Sure. So just to comment on your comment before I talk about the powering assumptions. The two atomoxetine adult Phase III study included a two-week placebo lead in which was sort of double-blinded. There was a blinded rater at each side as well as the subjects who were themselves blinded. And the true randomization in that study actually occurred only after two weeks of the placebo lead in to those patients who did not demonstrate a major response within those two weeks to placebo. This is what you’re referring to. This method, again, a placebo lead in is a method that FDA described in its guidance on enrichment strategies - approved enrichment strategies for clinical trial designs.

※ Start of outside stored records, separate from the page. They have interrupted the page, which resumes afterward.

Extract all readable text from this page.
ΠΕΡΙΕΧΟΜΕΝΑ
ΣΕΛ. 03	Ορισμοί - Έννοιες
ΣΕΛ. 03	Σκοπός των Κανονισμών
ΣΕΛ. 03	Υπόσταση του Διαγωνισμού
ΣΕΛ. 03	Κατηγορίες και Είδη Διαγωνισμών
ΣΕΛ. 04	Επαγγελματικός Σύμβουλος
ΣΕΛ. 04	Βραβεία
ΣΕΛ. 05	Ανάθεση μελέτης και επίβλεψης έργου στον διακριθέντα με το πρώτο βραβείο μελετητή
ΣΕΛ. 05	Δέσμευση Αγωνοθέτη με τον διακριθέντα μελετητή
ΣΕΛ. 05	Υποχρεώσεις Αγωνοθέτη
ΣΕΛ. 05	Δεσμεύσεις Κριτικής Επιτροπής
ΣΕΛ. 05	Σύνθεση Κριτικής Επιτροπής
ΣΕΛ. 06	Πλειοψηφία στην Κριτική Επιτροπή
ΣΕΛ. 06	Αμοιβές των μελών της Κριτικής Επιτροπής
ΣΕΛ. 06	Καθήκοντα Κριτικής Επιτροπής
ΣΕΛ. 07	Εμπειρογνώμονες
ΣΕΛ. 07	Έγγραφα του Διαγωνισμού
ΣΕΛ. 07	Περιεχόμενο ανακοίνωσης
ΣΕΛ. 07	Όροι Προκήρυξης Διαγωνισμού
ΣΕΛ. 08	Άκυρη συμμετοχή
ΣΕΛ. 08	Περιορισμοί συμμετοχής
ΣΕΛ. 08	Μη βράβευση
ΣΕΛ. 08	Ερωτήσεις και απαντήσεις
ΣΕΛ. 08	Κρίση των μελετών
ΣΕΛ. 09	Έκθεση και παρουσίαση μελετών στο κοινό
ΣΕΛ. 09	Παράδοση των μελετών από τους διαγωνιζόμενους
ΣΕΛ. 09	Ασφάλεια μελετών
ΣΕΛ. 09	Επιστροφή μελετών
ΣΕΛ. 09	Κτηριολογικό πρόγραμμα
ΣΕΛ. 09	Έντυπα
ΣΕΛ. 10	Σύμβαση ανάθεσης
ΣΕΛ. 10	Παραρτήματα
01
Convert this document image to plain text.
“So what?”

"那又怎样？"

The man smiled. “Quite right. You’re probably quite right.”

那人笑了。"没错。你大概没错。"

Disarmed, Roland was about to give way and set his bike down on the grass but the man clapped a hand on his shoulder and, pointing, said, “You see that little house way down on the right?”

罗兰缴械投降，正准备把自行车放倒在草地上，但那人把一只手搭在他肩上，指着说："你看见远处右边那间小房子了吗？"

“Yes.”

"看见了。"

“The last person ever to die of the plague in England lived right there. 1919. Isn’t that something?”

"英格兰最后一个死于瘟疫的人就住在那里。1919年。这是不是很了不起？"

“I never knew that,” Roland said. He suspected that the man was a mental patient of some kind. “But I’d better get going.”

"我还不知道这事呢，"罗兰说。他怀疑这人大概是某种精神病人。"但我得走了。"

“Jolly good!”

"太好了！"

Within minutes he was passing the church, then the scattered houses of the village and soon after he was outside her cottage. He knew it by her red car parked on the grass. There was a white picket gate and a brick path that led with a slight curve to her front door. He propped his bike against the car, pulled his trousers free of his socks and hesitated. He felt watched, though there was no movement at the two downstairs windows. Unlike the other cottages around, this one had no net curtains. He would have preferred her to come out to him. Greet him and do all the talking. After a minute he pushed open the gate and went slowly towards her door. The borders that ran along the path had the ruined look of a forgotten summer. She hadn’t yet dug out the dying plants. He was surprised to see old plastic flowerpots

And it’s something that was of course productive in Eli Lilly’s development efforts with atomoxetine for adults. And so we have indicated that we would be using structural elements in line or similar to what others have used. And of course, this is one example - the Lilly example is one example and there are other examples that FDA has provided in its guidance to better control placebo response in clinical trials. With regards to the powering assumptions, what we’ve done in designing the scale, the size of the pivotal ADHD study is really ignore the potential upside of using a more focused group of site, extending the treatment duration, spacing out the visits. Using those patient enrichment strategies, all these are supposed to really increase the effect size by lowering variability and placebo response and really focus on what would be the minimal effect size that we think would be clinically meaningful and also supported by our data. So we look back to the first Phase III, AL012, and looked at the effect size that was achieved there on the ITT population, the overall population including any outliers or entry criteria violators. And we basically attempted to power the study so that it’s successful even if the demonstrated effect size is similar to what we’ve seen before. So the powering assumption is based on a similar effect size to what we have seen before. Although we certainly hope that given the multiple changes to the pivotal study design, the demonstrated effect size in that study would be greater.

Thanks so much.

Sure.

Thank you. And that concludes today’s question-and-answer session. I’ll turn the call back over to Yaron for closing remarks.

Okay. Thank you, everyone, for calling in. Thank you for joining us this morning and have a great day.